Joy, ou l’allégorie du malheur

Nous avons terminé cette deuxième journée de festival par une projection. Joy, le film de  la réalisatrice allemande Sudabeh Mortezai en compétition officielle nous est présenté dans une petite salle des Arcs 2000.

L’histoire, à la fois dramatique et tragique, dépeint de manière presque documentaire la vie d’un groupe de femmes, toutes issues de l’immigration nigériane, et tentant de survivre sans papiers en Autriche. Le contexte plus qu’actuel, et plus qu’européen dénote ici des précédentes œuvres cinématographiques traitant ce sujet car la réalisatrice choisit d’aborder la survie de ces femmes via deux prismes bien méconnus : le trafic sexuel et la sorcellerie traditionnelle. 

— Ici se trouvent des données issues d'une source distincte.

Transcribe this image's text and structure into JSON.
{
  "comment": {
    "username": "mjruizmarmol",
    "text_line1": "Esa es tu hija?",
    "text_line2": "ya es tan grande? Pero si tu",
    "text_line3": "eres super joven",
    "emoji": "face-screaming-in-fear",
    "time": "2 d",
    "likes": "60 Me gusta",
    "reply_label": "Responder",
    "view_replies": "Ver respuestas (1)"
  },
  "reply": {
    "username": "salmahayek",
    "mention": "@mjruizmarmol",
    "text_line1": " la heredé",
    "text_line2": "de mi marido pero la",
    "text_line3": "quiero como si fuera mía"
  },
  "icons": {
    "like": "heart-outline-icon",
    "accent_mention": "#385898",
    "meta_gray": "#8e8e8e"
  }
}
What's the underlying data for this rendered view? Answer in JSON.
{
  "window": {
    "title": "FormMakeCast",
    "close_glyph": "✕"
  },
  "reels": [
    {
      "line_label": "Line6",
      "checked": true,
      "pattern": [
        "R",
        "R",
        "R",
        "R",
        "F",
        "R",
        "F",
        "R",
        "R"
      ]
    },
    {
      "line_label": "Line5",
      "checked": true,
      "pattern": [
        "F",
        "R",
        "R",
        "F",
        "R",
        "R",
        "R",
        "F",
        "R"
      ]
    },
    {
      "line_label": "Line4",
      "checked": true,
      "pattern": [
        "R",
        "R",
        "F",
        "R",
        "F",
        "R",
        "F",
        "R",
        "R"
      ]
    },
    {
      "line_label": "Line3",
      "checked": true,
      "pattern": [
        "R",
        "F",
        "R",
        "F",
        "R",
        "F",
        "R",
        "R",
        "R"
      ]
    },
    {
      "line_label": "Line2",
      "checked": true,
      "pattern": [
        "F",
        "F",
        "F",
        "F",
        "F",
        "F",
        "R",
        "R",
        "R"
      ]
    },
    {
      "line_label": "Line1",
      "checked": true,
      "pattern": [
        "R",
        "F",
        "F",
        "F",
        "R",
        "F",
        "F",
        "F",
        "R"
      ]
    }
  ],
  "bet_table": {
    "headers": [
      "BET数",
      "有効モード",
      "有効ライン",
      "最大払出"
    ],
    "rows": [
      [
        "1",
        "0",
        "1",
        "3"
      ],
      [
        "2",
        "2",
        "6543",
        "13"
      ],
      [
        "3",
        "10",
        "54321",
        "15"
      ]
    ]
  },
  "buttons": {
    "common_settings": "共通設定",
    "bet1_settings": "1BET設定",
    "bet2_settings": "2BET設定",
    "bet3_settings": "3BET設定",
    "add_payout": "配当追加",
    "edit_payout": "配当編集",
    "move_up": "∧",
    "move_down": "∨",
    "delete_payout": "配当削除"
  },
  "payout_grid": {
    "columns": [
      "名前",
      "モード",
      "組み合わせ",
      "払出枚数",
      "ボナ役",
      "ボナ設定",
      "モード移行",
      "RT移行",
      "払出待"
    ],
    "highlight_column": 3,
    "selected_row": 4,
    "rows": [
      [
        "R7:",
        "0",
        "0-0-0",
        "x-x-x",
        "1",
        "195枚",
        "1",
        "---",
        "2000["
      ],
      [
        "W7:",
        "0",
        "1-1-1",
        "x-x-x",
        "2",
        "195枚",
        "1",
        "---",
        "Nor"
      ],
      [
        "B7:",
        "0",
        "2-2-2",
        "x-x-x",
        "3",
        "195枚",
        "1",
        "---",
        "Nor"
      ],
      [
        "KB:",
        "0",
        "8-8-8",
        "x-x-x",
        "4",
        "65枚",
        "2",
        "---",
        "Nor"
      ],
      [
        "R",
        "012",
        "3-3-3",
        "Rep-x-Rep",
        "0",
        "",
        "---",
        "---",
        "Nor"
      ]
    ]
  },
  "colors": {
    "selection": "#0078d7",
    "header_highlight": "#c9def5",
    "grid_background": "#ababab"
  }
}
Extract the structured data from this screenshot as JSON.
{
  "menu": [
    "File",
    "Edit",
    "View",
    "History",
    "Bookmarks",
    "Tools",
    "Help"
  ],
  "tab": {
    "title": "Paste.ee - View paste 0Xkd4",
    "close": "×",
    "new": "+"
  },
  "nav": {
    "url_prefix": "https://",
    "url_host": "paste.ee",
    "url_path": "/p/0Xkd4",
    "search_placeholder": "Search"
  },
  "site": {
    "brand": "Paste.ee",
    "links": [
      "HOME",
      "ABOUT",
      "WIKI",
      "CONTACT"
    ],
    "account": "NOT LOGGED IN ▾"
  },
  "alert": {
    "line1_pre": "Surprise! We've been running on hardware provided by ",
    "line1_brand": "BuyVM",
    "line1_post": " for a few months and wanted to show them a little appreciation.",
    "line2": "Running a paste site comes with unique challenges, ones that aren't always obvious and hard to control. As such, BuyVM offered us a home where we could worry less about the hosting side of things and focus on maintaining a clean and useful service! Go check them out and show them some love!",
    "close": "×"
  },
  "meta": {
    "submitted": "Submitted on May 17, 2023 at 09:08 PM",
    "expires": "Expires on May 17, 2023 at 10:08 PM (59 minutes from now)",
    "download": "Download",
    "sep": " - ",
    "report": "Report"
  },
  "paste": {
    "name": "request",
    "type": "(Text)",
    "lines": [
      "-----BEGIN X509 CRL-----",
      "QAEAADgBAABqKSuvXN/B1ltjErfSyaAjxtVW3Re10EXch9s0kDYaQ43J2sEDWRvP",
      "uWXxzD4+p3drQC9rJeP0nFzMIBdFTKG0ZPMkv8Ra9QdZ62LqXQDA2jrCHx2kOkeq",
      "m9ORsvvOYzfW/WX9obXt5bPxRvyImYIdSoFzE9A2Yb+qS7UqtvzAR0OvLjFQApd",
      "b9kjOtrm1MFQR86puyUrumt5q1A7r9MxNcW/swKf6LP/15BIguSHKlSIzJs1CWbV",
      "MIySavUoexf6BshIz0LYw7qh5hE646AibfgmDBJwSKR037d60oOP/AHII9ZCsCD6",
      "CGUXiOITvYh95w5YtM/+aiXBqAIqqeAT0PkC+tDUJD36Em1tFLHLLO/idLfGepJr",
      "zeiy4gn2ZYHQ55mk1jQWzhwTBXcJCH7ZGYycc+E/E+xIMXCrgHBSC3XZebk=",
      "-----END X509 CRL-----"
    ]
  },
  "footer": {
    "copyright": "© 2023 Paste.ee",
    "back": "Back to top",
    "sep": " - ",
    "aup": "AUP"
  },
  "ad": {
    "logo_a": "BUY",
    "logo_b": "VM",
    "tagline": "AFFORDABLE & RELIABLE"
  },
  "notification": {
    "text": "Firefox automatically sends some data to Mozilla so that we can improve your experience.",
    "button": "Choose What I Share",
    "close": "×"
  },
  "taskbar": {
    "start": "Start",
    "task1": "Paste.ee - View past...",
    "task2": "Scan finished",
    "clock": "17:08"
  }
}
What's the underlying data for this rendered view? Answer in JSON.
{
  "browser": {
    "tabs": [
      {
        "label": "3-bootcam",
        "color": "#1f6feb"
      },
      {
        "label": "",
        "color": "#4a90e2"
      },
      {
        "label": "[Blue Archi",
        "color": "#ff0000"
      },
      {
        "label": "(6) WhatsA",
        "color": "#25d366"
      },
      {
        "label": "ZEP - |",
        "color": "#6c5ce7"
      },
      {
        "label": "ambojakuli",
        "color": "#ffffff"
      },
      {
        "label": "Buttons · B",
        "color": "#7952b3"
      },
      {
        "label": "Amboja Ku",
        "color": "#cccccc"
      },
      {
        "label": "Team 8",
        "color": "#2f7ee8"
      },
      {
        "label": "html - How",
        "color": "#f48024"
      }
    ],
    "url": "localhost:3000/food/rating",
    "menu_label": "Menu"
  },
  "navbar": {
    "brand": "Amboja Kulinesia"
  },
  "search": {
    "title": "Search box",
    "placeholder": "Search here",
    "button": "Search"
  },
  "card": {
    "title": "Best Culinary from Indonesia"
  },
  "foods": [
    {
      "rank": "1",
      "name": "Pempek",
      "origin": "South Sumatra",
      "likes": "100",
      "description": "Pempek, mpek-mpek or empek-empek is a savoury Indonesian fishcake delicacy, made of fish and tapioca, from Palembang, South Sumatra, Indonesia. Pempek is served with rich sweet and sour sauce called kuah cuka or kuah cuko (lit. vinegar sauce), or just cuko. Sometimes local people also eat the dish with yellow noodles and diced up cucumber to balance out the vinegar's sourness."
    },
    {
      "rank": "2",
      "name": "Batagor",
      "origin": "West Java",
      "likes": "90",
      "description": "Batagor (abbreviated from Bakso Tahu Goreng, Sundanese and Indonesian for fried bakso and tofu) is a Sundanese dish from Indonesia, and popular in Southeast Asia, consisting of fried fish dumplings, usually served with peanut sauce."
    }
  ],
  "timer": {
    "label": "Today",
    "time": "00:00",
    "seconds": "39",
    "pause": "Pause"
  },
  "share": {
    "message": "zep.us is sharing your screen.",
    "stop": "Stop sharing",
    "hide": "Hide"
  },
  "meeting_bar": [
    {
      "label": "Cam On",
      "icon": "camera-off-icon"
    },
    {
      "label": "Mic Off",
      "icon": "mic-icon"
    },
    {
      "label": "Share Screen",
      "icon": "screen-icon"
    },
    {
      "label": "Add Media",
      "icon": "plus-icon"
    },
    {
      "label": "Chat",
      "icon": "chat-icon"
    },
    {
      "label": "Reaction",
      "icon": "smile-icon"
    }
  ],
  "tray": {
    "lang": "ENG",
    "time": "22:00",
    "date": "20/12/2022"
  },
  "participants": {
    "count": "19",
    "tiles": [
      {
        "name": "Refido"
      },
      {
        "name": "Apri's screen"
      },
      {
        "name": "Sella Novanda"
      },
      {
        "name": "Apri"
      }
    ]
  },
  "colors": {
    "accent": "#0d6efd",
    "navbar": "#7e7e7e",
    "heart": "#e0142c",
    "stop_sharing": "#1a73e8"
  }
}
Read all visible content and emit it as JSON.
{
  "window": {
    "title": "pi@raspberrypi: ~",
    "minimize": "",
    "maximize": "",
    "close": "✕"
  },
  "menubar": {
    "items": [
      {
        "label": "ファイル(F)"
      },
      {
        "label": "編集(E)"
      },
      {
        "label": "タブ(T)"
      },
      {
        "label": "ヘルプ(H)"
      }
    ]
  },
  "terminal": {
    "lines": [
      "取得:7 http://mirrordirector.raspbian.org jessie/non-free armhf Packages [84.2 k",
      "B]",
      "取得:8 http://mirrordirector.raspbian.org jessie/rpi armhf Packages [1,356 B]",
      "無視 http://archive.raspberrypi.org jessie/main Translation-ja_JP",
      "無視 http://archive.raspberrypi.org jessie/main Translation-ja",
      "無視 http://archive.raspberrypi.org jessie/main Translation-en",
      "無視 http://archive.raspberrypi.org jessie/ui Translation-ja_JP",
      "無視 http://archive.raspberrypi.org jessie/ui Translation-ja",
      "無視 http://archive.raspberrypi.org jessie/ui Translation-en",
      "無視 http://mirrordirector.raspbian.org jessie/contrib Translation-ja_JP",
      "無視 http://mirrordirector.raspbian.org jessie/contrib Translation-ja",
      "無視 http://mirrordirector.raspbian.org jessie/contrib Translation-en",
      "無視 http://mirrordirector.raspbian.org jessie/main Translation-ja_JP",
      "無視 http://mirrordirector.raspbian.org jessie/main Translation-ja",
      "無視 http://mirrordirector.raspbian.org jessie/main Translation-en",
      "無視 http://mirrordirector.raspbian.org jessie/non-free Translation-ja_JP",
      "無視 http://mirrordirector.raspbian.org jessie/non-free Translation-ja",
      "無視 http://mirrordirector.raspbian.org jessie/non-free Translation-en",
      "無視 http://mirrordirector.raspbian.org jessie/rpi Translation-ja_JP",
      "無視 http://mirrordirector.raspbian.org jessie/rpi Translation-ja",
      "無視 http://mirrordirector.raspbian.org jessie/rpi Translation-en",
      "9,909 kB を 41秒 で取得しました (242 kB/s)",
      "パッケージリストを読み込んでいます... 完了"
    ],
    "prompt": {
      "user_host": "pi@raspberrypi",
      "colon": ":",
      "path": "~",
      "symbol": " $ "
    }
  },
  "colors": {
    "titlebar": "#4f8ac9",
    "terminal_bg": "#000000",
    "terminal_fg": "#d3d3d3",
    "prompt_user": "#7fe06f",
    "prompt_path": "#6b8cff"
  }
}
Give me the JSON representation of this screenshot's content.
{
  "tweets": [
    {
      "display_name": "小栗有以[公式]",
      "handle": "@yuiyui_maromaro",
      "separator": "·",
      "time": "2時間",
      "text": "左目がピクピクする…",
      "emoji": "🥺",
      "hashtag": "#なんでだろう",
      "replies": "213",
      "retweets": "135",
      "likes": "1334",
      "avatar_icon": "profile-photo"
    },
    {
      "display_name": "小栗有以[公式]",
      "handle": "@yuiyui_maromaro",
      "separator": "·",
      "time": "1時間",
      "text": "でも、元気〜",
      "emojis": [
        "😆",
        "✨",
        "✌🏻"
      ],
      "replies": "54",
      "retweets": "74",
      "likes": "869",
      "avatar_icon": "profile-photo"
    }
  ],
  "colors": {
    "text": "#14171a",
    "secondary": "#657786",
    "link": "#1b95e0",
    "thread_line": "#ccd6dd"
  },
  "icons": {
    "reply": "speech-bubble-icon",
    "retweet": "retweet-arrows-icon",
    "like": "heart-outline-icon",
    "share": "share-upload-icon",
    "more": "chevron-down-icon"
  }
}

Joy, ainsi qu’une dizaine d’autres femmes, toutes âgées de 16 à 40 ans, ont immigré afin de fuir la misère de leur pays. Elles ont pour cela dû recevoir la bénédiction du « Juju ». Ce dernier n’est nul autre qu’un gourou tribal, qui après une petite cérémonie, assure à la femme le voyage jusqu’en Europe ainsi que la protection « divine » ; le tout en échange d’une colossale somme qu’elle devra rembourser auprès d’une personne directement sur place. La réception des jeunes nigérianes est ainsi organisée par une de leur semblable d’âge plus mûr, La Madame, une macquerelle, les obligeant ainsi à se prostituer et à lui reverser chaque mois une somme jusqu’à remboursement intégral de leur dette.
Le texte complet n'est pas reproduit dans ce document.